Mortgage rates in Ireland still remain elevated compared to the country's euro zone neighbours, new Central Bank figures show.

Ireland had the third highest mortgage interest rates across the euro area in September, the Central Bank said, with only Greece and Latvia higher. 

The average interest rate on new mortgages agreed here stood at 2.78% in September, down five basis points on the previous month. 

The average for the euro area stood at 1.34% in September, although the rate varied considerably across countries, the Central Bank said.

Today's Central Bank figures show that the volume of new mortgage agreements amounted to €672m in September, down 14% on the same time last year.

However, the Central Bank said the September figures marked a jump of 44% when compared with August amid the Covid-19 crisis. 

A total of €540m was agreed in new fixed rate mortgages, and €132m in variable rate mortgages in September, the Central Bank said.

Meanwhile, new consumer lending agreements stood at €168m in September, a decrease of 13% on the same time last year. 

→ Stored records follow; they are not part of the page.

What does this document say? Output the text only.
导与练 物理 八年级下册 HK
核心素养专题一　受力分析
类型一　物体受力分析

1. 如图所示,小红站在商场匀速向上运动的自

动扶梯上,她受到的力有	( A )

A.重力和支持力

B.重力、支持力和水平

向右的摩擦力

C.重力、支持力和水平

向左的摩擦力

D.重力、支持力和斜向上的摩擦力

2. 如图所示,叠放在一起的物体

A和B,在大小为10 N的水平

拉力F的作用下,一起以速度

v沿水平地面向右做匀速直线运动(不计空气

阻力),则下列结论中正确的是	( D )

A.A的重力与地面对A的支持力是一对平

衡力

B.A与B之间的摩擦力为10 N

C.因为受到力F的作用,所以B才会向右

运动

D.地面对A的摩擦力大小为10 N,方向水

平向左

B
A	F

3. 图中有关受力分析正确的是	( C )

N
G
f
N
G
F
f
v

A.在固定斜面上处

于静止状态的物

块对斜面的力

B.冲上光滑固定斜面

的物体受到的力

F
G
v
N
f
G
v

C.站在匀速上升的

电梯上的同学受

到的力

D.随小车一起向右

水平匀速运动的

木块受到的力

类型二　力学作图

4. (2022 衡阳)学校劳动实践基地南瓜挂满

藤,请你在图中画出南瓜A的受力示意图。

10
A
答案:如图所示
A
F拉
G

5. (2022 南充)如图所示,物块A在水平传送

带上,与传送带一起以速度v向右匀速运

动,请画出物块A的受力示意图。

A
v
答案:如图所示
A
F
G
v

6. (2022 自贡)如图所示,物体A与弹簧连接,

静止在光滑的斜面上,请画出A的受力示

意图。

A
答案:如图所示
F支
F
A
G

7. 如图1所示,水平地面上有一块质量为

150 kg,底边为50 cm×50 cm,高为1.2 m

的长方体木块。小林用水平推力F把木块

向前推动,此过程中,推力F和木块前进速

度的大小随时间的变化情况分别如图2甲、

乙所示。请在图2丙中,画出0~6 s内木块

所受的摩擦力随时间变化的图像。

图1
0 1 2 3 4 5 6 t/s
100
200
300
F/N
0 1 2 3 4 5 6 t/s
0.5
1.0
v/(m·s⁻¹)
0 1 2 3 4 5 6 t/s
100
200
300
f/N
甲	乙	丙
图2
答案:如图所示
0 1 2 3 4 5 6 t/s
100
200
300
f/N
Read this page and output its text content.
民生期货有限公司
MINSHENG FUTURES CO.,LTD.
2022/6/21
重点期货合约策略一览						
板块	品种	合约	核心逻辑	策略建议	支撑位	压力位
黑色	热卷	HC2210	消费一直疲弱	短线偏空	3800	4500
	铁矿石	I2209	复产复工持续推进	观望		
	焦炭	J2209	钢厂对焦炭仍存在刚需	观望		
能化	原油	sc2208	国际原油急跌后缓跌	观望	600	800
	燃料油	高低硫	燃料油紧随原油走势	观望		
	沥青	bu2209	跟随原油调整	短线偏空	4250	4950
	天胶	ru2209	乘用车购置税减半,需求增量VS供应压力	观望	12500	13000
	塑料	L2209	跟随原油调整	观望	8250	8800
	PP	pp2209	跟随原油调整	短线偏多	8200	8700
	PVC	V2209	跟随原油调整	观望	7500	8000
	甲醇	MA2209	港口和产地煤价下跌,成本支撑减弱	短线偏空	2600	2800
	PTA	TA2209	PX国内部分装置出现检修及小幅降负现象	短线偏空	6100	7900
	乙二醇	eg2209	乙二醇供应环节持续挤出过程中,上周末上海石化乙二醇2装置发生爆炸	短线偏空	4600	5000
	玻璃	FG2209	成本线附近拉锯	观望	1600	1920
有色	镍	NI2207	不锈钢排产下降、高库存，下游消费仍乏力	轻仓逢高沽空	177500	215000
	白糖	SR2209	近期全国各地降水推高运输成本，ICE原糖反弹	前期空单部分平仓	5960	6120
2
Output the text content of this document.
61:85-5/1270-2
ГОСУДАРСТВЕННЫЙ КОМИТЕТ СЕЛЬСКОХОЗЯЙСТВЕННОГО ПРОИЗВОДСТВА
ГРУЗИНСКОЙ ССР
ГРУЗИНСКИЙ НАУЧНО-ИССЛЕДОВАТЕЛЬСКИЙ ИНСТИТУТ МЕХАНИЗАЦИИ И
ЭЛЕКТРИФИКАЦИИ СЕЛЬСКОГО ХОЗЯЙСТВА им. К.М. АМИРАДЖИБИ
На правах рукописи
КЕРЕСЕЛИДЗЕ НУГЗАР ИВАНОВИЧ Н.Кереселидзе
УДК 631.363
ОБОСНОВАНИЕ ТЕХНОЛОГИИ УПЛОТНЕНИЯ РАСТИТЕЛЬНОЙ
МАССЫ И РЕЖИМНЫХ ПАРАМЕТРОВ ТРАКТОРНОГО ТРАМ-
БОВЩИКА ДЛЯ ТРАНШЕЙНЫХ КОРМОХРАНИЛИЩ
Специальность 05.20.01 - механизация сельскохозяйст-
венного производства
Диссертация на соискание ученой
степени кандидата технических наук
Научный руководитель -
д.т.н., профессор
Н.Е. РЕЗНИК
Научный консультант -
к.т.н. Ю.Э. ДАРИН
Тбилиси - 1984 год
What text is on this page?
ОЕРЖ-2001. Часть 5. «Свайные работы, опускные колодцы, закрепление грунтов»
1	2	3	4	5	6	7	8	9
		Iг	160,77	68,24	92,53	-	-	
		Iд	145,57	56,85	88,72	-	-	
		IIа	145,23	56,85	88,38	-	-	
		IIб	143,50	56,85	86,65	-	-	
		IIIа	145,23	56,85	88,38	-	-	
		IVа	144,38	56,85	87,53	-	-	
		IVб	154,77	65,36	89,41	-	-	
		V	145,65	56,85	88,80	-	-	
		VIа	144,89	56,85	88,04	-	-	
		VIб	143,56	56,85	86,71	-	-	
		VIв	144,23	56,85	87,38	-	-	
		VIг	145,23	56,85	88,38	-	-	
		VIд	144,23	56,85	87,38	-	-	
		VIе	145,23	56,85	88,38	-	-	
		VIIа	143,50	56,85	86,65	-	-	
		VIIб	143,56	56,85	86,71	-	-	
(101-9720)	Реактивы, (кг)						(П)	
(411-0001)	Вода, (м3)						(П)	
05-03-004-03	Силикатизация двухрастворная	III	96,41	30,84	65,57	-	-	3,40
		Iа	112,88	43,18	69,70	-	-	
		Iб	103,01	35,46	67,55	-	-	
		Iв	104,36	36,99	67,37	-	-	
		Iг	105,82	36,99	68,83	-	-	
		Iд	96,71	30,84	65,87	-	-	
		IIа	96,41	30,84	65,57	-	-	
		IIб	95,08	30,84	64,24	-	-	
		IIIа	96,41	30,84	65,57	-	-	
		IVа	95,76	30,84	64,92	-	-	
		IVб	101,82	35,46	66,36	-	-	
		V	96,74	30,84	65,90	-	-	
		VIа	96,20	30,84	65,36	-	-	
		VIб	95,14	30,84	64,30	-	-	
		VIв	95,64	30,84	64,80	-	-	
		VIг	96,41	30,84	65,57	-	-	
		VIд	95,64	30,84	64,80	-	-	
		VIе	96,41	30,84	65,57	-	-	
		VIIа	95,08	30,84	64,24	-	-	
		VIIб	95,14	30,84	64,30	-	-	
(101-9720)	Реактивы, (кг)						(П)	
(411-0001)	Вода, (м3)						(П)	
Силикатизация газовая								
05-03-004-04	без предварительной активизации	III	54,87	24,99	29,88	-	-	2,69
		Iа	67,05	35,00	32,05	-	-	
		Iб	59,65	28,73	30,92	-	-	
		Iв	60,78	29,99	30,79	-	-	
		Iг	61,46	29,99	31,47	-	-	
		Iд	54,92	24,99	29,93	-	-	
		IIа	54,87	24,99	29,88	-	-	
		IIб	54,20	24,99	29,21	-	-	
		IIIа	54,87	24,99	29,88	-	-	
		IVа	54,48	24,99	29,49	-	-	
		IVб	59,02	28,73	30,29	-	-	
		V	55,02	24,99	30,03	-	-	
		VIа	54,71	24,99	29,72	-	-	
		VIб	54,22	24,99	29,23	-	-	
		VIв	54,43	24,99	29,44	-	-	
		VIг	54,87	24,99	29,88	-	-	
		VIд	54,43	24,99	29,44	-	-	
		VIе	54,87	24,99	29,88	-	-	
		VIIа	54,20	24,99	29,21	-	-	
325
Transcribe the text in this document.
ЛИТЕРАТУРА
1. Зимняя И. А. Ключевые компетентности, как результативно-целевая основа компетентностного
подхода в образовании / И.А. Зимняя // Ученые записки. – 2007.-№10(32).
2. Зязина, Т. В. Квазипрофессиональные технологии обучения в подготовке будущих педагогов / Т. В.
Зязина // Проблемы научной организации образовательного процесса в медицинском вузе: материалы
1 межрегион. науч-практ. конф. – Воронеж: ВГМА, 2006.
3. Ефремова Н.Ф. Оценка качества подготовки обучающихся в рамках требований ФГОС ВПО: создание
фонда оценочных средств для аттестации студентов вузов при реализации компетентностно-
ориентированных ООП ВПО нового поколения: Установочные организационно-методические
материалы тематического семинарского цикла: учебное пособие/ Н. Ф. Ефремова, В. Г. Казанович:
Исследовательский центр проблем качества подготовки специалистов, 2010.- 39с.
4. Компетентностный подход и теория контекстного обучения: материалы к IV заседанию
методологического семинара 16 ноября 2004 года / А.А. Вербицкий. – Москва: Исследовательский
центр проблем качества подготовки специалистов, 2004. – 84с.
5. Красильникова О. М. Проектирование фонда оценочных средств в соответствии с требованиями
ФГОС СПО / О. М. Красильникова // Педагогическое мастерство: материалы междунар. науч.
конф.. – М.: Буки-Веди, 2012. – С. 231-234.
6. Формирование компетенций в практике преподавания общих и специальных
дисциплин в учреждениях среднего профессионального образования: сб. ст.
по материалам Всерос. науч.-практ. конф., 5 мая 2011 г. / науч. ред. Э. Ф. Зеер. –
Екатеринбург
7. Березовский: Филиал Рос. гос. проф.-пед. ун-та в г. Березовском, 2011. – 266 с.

The Central Bank noted that the average interest rate on consumer loans was 7.54% in September compared to a euro area rate of 5.23%.

Commenting on today's figures,'s Darragh Cassidy said that mortgage holders here who take out a €250,000 mortgage over 30 years will pay just over €180 more each month compared their euro zone counterparts. 

Mr Cassidy said there is still a lack of competition in the Irish mortgage market despite the arrival of new entrants to the market including Avant Money.

"The issue around home repossessions, and the inability of banks to take back a property if a loan has gone bad, is also a factor in Irish mortgage holders facing higher rates.

He also said that banks are still dealing with the cost issues and capital requirements regarding bad loans on their books from the last financial crisis and the fear is that the Covid-19 pandemic is going to worsen this problem, which will lead to upward pressure on rates again in the near future. 

Sinn Féin called on the banks to cut their rates.

"Covid-19 has been a difficult time for borrowers, many of whom have lost their jobs," said Finance Spokesman, Pearse Doherty.

"For those who took payment breaks, they were charged additional interest due to the inaction of this government to protect them."

"This additional interest damages Irish borrowers hardest given already high interest rates in comparison to other EU jurisdictions."

"As we emerge from this crisis, the Irish mortgage market, and the interest rates charged to borrowers, must be tackled."